With brief, occasional, italicized and sometimes gratuitous commentary…
• The Taco John's restaurant chain continues to fight Taco Bell's attempts to invalidate its trademark on the term "Taco Tuesdays" with a filing late last week with the U.S. Patent and Trademark Office.
Ther Wall Street Journal writes about how Taco Bell maintains that "Taco Tuesday is a common phrase and any restaurant that makes tacos should be able to use it." However, Seasonings, the company that owns Taco John's has owned the trademark on the phrase since 1989.
"“Seasonings denies that there is anything ‘not cool’ about independently creating a trademark over forty years ago and obtaining a registration for that trademark with the United States Patent and Trademark office,” the company said. “The remaining allegations … are statements of opinion to which no response is required, including that Tuesday is a mediocre day of the week.”
I've said it before and I'll say it again. Taco Bell would have an entirely different view of this trademark if it owned "Taco Tuesday" and Taco John's was the plaintiff.

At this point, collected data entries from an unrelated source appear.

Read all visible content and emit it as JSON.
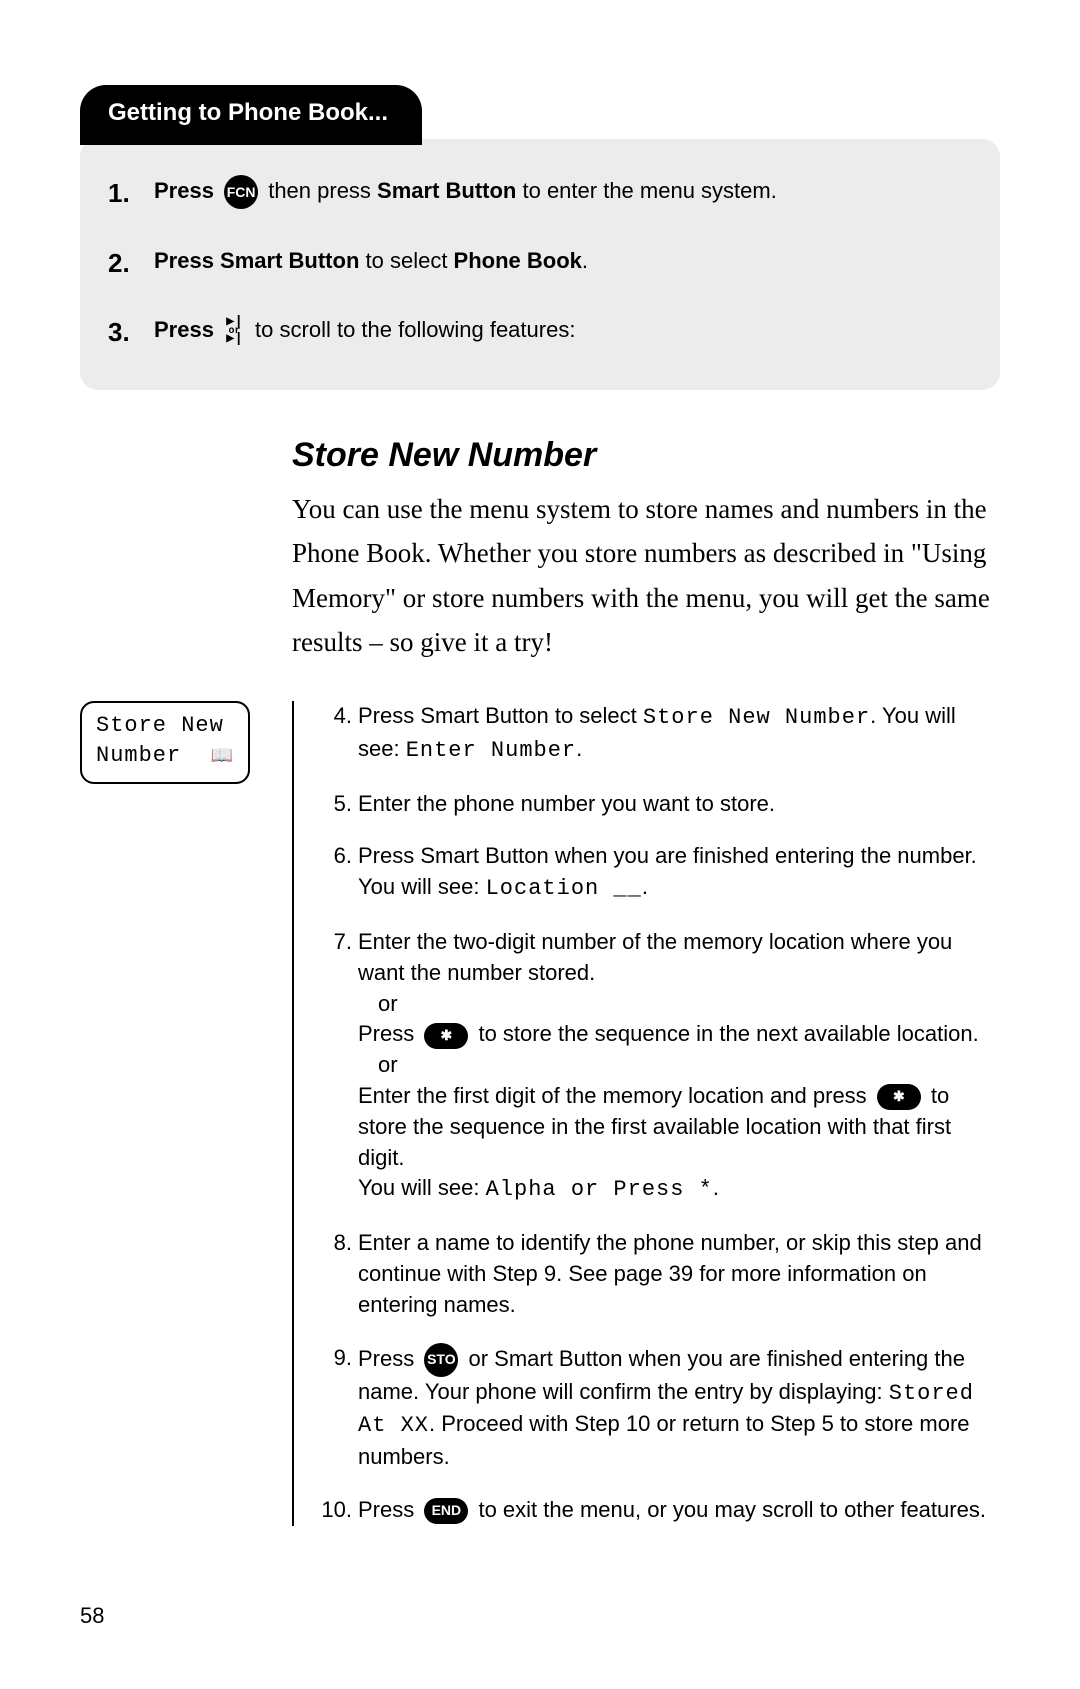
{
  "tab": "Getting to Phone Book...",
  "graybox": {
    "items": [
      {
        "num": "1.",
        "pre": "Press",
        "key": "FCN",
        "t1": " then press ",
        "b1": "Smart Button",
        "t2": " to enter the menu system."
      },
      {
        "num": "2.",
        "b0": "Press Smart Button",
        "t1": " to select ",
        "b1": "Phone Book",
        "t2": "."
      },
      {
        "num": "3.",
        "pre": "Press",
        "scroll_top": "▶|",
        "scroll_mid": "or",
        "scroll_bot": "▶|",
        "t1": " to scroll to the following features:"
      }
    ]
  },
  "section_title": "Store New Number",
  "lead": "You can use the menu system to store names and numbers in the Phone Book. Whether you store numbers as described in \"Using Memory\" or store numbers with the menu, you will get the same results – so give it a try!",
  "lcd": {
    "line1": "Store New",
    "line2": "Number",
    "icon": "📖"
  },
  "steps": [
    {
      "num": "4.",
      "parts": [
        {
          "t": "Press Smart Button to select "
        },
        {
          "mono": "Store New Number"
        },
        {
          "t": ". You will see: "
        },
        {
          "mono": "Enter Number"
        },
        {
          "t": "."
        }
      ]
    },
    {
      "num": "5.",
      "parts": [
        {
          "t": "Enter the phone number you want to store."
        }
      ]
    },
    {
      "num": "6.",
      "parts": [
        {
          "t": "Press Smart Button when you are finished entering the number."
        },
        {
          "br": true
        },
        {
          "t": "You will see: "
        },
        {
          "mono": "Location __"
        },
        {
          "t": "."
        }
      ]
    },
    {
      "num": "7.",
      "parts": [
        {
          "t": "Enter the two-digit number of the memory location where you want the number stored."
        },
        {
          "br": true
        },
        {
          "indent": "or"
        },
        {
          "t": "Press "
        },
        {
          "pill": "✱"
        },
        {
          "t": " to store the sequence in the next available location."
        },
        {
          "br": true
        },
        {
          "indent": "or"
        },
        {
          "t": "Enter the first digit of the memory location and press "
        },
        {
          "pill": "✱"
        },
        {
          "t": " to store the sequence in the first available location with that first digit."
        },
        {
          "br": true
        },
        {
          "t": "You will see: "
        },
        {
          "mono": "Alpha or Press *"
        },
        {
          "t": "."
        }
      ]
    },
    {
      "num": "8.",
      "parts": [
        {
          "t": "Enter a name to identify the phone number, or skip this step and continue with Step 9. See page 39 for more information on entering names."
        }
      ]
    },
    {
      "num": "9.",
      "parts": [
        {
          "t": "Press "
        },
        {
          "round": "STO"
        },
        {
          "t": " or Smart Button when you are finished entering the name. Your phone will confirm the entry by displaying: "
        },
        {
          "mono": "Stored At XX"
        },
        {
          "t": ". Proceed with Step 10 or return to Step 5 to store more numbers."
        }
      ]
    },
    {
      "num": "10.",
      "parts": [
        {
          "t": "Press "
        },
        {
          "pill": "END"
        },
        {
          "t": " to exit the menu, or you may scroll to other features."
        }
      ]
    }
  ],
  "page_number": "58"
}
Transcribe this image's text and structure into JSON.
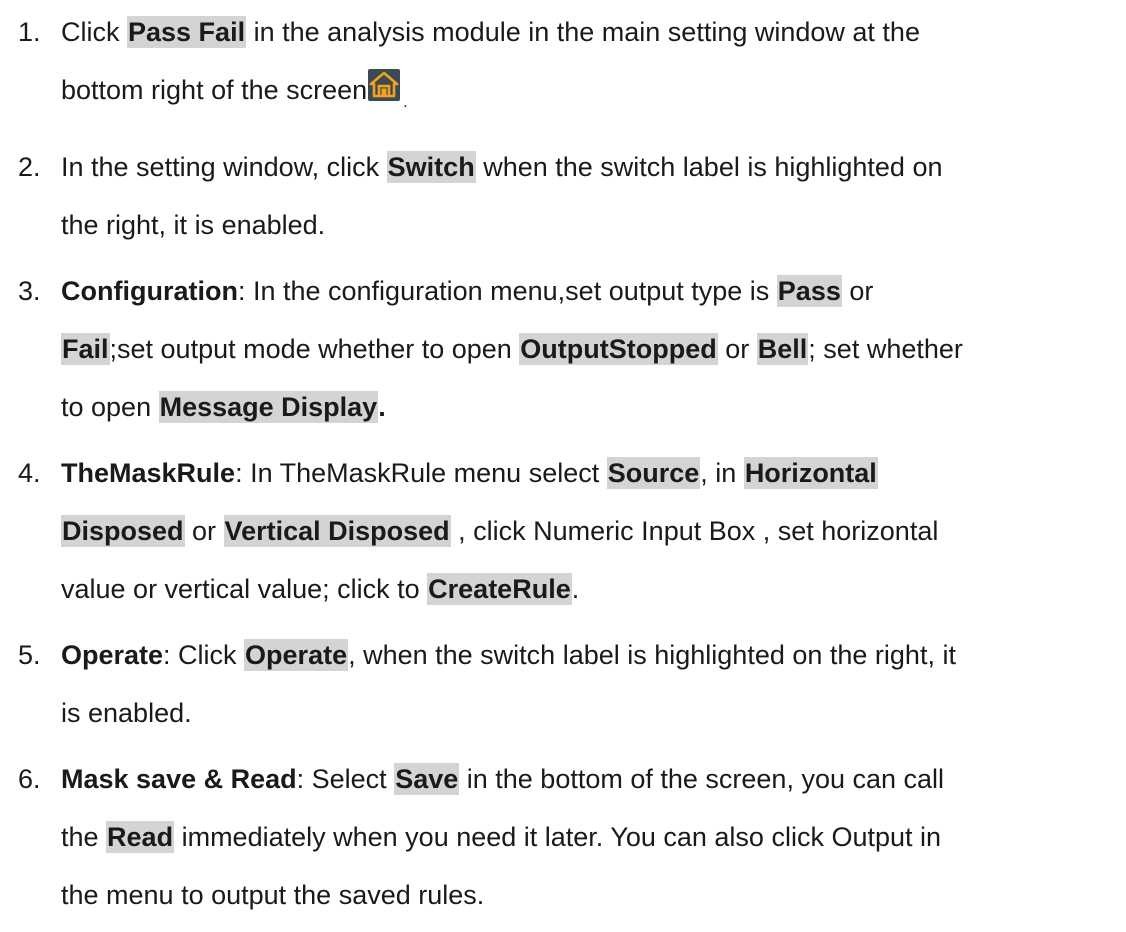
{
  "steps": [
    {
      "num": "1.",
      "line1_a": "Click ",
      "hl_pass_fail": "Pass Fail",
      "line1_b": " in the analysis module in the main setting window at the",
      "line2_a": "bottom right of the screen",
      "home_icon": "home-icon",
      "trail": "."
    },
    {
      "num": "2.",
      "a": "In the setting window, click ",
      "hl_switch": "Switch",
      "b": " when the switch label is highlighted on",
      "c": "the right, it is enabled."
    },
    {
      "num": "3.",
      "title": "Configuration",
      "a": ": In the configuration menu,set output type is ",
      "hl_pass": "Pass",
      "b": " or",
      "hl_fail": "Fail",
      "c": ";set output mode whether to open ",
      "hl_output_stopped": "OutputStopped",
      "d": " or ",
      "hl_bell": "Bell",
      "e": "; set whether",
      "f": "to open ",
      "hl_message_display": "Message Display",
      "g": "."
    },
    {
      "num": "4.",
      "title": "TheMaskRule",
      "a": ": In TheMaskRule menu select ",
      "hl_source": "Source",
      "b": ", in ",
      "hl_horizontal": "Horizontal",
      "hl_disposed": "Disposed",
      "c": " or ",
      "hl_vertical_disposed": "Vertical Disposed",
      "d": " , click Numeric Input Box , set horizontal",
      "e": "value or vertical value; click to ",
      "hl_create_rule": "CreateRule",
      "f": "."
    },
    {
      "num": "5.",
      "title": "Operate",
      "a": ": Click ",
      "hl_operate": "Operate",
      "b": ", when the switch label is highlighted on the right, it",
      "c": "is enabled."
    },
    {
      "num": "6.",
      "title": "Mask save & Read",
      "a": ": Select ",
      "hl_save": "Save",
      "b": " in the bottom of the screen, you can call",
      "c": "the ",
      "hl_read": "Read",
      "d": " immediately when you need it later. You can also click Output in",
      "e": "the menu to output the saved rules."
    }
  ],
  "colors": {
    "highlight": "#d4d4d4",
    "text": "#1a1a1a",
    "icon_bg": "#3c4a55",
    "icon_fg": "#f2a31b"
  }
}
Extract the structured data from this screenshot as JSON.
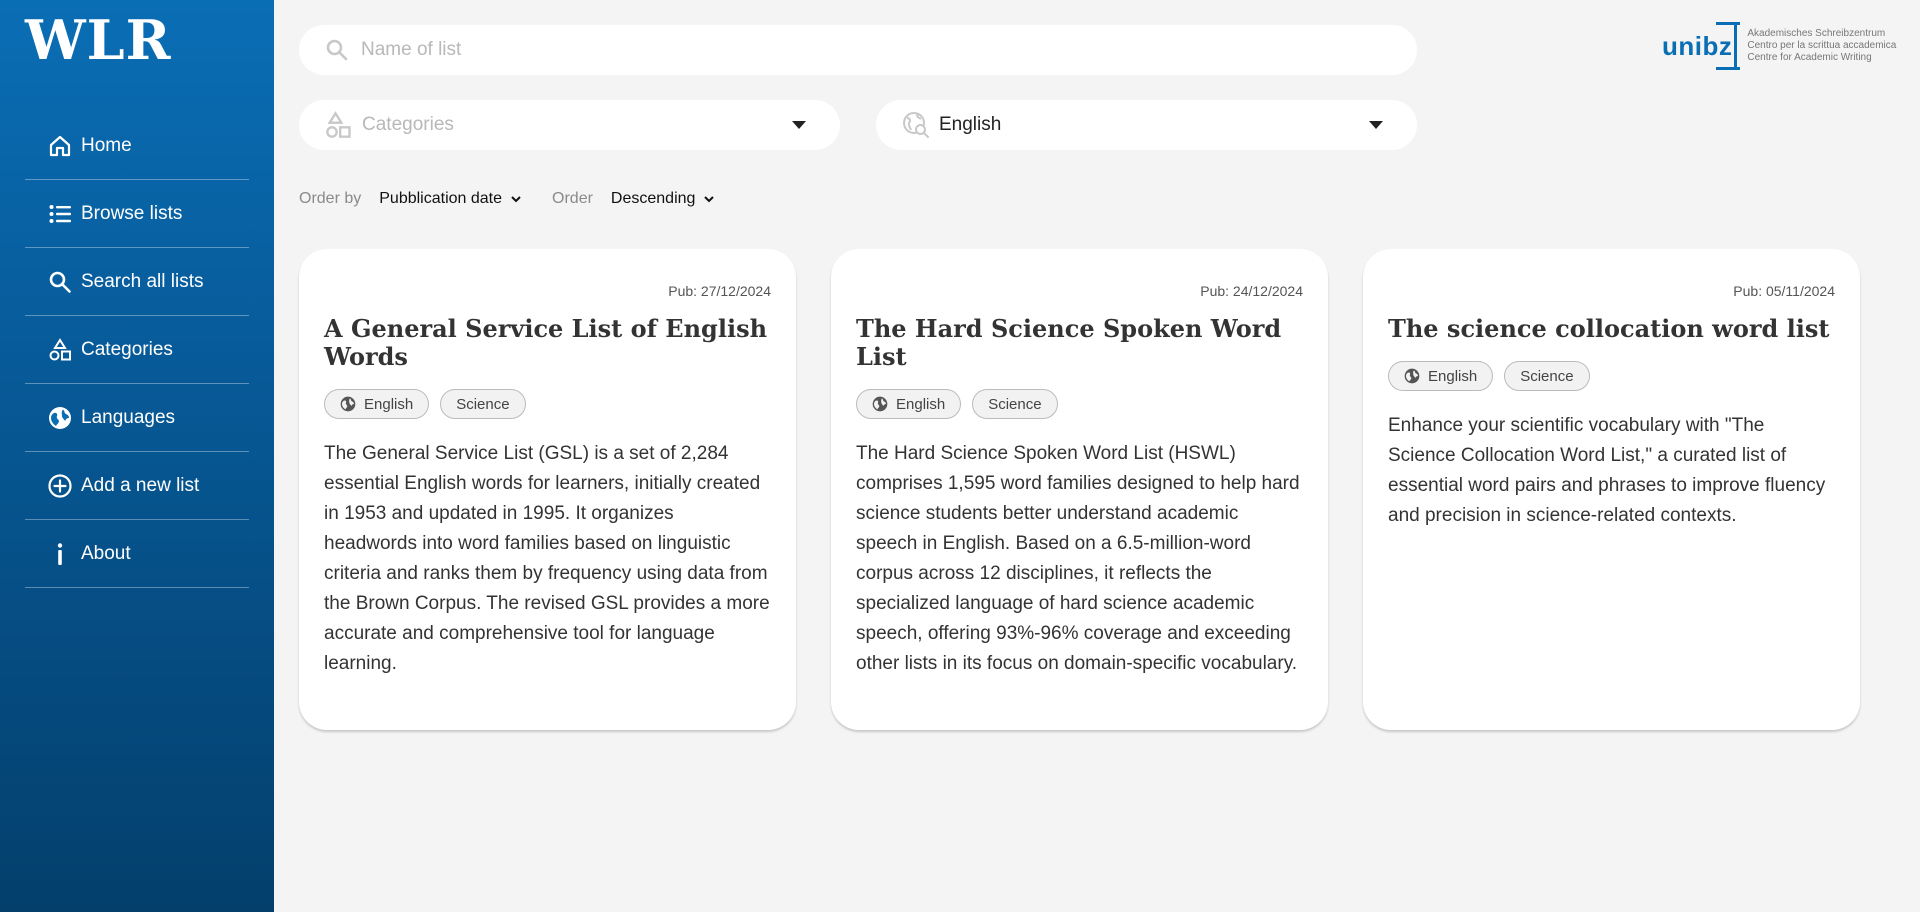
{
  "sidebar": {
    "logo": "WLR",
    "items": [
      {
        "label": "Home",
        "icon": "home-icon"
      },
      {
        "label": "Browse lists",
        "icon": "list-icon"
      },
      {
        "label": "Search all lists",
        "icon": "search-icon"
      },
      {
        "label": "Categories",
        "icon": "shapes-icon"
      },
      {
        "label": "Languages",
        "icon": "globe-icon"
      },
      {
        "label": "Add a new list",
        "icon": "plus-circle-icon"
      },
      {
        "label": "About",
        "icon": "info-icon"
      }
    ]
  },
  "search": {
    "placeholder": "Name of list",
    "value": ""
  },
  "filters": {
    "categories_placeholder": "Categories",
    "language_value": "English"
  },
  "order": {
    "order_by_label": "Order by",
    "order_by_value": "Pubblication date",
    "order_label": "Order",
    "order_value": "Descending"
  },
  "brand": {
    "name": "unibz",
    "line1": "Akademisches Schreibzentrum",
    "line2": "Centro per la scrittua accademica",
    "line3": "Centre for Academic Writing"
  },
  "cards": [
    {
      "pub": "Pub: 27/12/2024",
      "title": "A General Service List of English Words",
      "tags": [
        "English",
        "Science"
      ],
      "description": "The General Service List (GSL) is a set of 2,284 essential English words for learners, initially created in 1953 and updated in 1995. It organizes headwords into word families based on linguistic criteria and ranks them by frequency using data from the Brown Corpus. The revised GSL provides a more accurate and comprehensive tool for language learning."
    },
    {
      "pub": "Pub: 24/12/2024",
      "title": "The Hard Science Spoken Word List",
      "tags": [
        "English",
        "Science"
      ],
      "description": "The Hard Science Spoken Word List (HSWL) comprises 1,595 word families designed to help hard science students better understand academic speech in English. Based on a 6.5-million-word corpus across 12 disciplines, it reflects the specialized language of hard science academic speech, offering 93%-96% coverage and exceeding other lists in its focus on domain-specific vocabulary."
    },
    {
      "pub": "Pub: 05/11/2024",
      "title": "The science collocation word list",
      "tags": [
        "English",
        "Science"
      ],
      "description": "Enhance your scientific vocabulary with \"The Science Collocation Word List,\" a curated list of essential word pairs and phrases to improve fluency and precision in science-related contexts."
    }
  ],
  "colors": {
    "sidebar_top": "#0a6eb5",
    "sidebar_bottom": "#043f6c",
    "background": "#f4f4f4"
  }
}
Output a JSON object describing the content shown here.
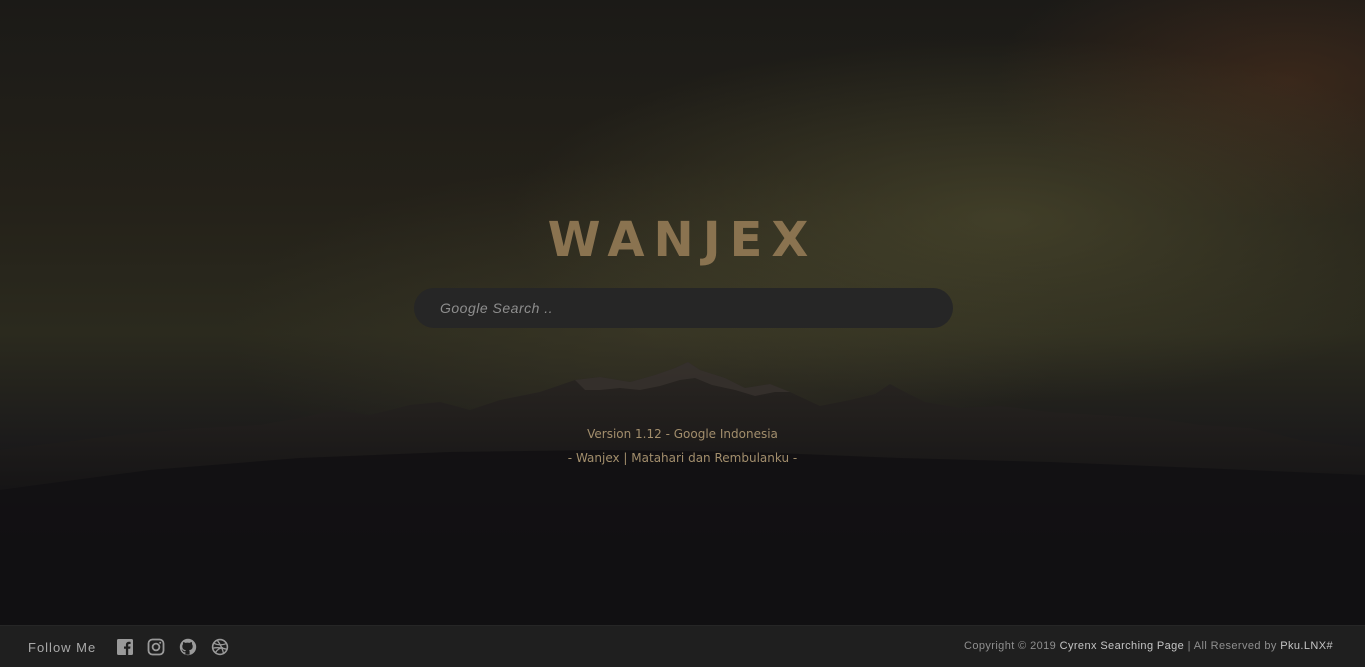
{
  "brand": {
    "title": "WANJEX"
  },
  "search": {
    "placeholder": "Google Search ..",
    "value": ""
  },
  "info": {
    "version": "Version 1.12 - Google Indonesia",
    "tagline": "- Wanjex | Matahari dan Rembulanku -"
  },
  "footer": {
    "follow_label": "Follow Me",
    "social_icons": [
      "facebook-icon",
      "instagram-icon",
      "github-icon",
      "dribbble-icon"
    ],
    "copyright_prefix": "Copyright © 2019 ",
    "copyright_site": "Cyrenx Searching Page",
    "copyright_middle": " | All Reserved by ",
    "copyright_author": "Pku.LNX#"
  },
  "colors": {
    "brand": "#8a7350",
    "info_text": "#a28e6c",
    "search_bg": "#262626",
    "footer_bg": "#1f1f1f"
  }
}
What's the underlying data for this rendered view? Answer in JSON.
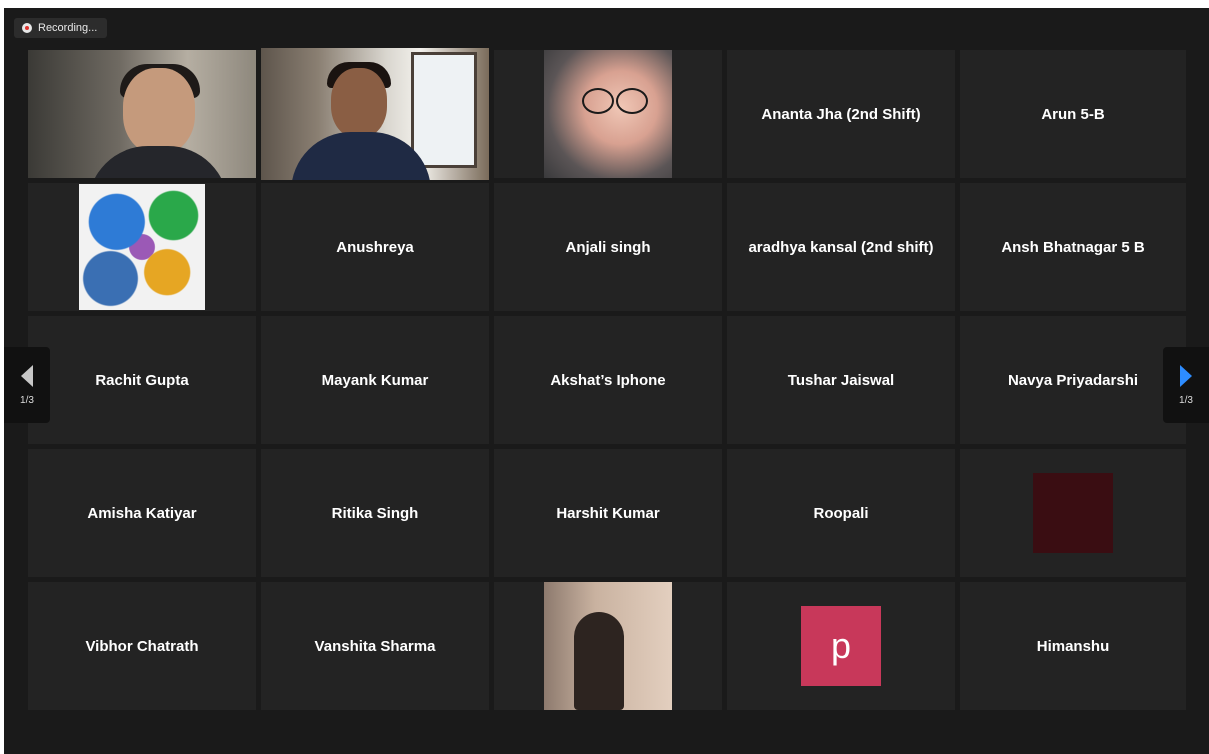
{
  "recording": {
    "label": "Recording..."
  },
  "pagination": {
    "left_label": "1/3",
    "right_label": "1/3"
  },
  "participants": [
    {
      "name": "Ananta Jha (2nd Shift)"
    },
    {
      "name": "Arun 5-B"
    },
    {
      "name": "Anushreya"
    },
    {
      "name": "Anjali singh"
    },
    {
      "name": "aradhya kansal (2nd shift)"
    },
    {
      "name": "Ansh Bhatnagar 5 B"
    },
    {
      "name": "Rachit Gupta"
    },
    {
      "name": "Mayank Kumar"
    },
    {
      "name": "Akshat’s Iphone"
    },
    {
      "name": "Tushar Jaiswal"
    },
    {
      "name": "Navya Priyadarshi"
    },
    {
      "name": "Amisha Katiyar"
    },
    {
      "name": "Ritika Singh"
    },
    {
      "name": "Harshit Kumar"
    },
    {
      "name": "Roopali"
    },
    {
      "name": "Vibhor Chatrath"
    },
    {
      "name": "Vanshita Sharma"
    },
    {
      "name": "Himanshu"
    }
  ],
  "avatar_initial": "p",
  "colors": {
    "active_speaker_border": "#d4e157",
    "next_arrow": "#2d8cff",
    "avatar_bg": "#c8385a"
  }
}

Taco Bell should accept reality and take another approach - maybe spend more time trying to market "Taco Thursday."
• The Cincinnati Enquirer reports that the History Channel's documentary series, "The Food That Built America," recently featured an episode devoted to Bernard Kroger, who founded his eponymous company in the late nineteenth century.
According to the story, "Kroger, a farmhand who left school at the age of 14, invested his life savings of $350 dollars into opening his first grocery store in Downtown Cincinnati … Kroger realized he was losing business to bakeries and sought to create a place where customers could buy all their items under one roof. This prompted the businessman to open a bakery inside the grocery store, an unheard-of idea at the time … Due to the success of his innovation, Kroger stores would go on to offer other specialty food items like meat, dairy, fish, produce and more. Kroger also implemented the self-service model created by Piggly Wiggly founder Clarence Saunders in 1916."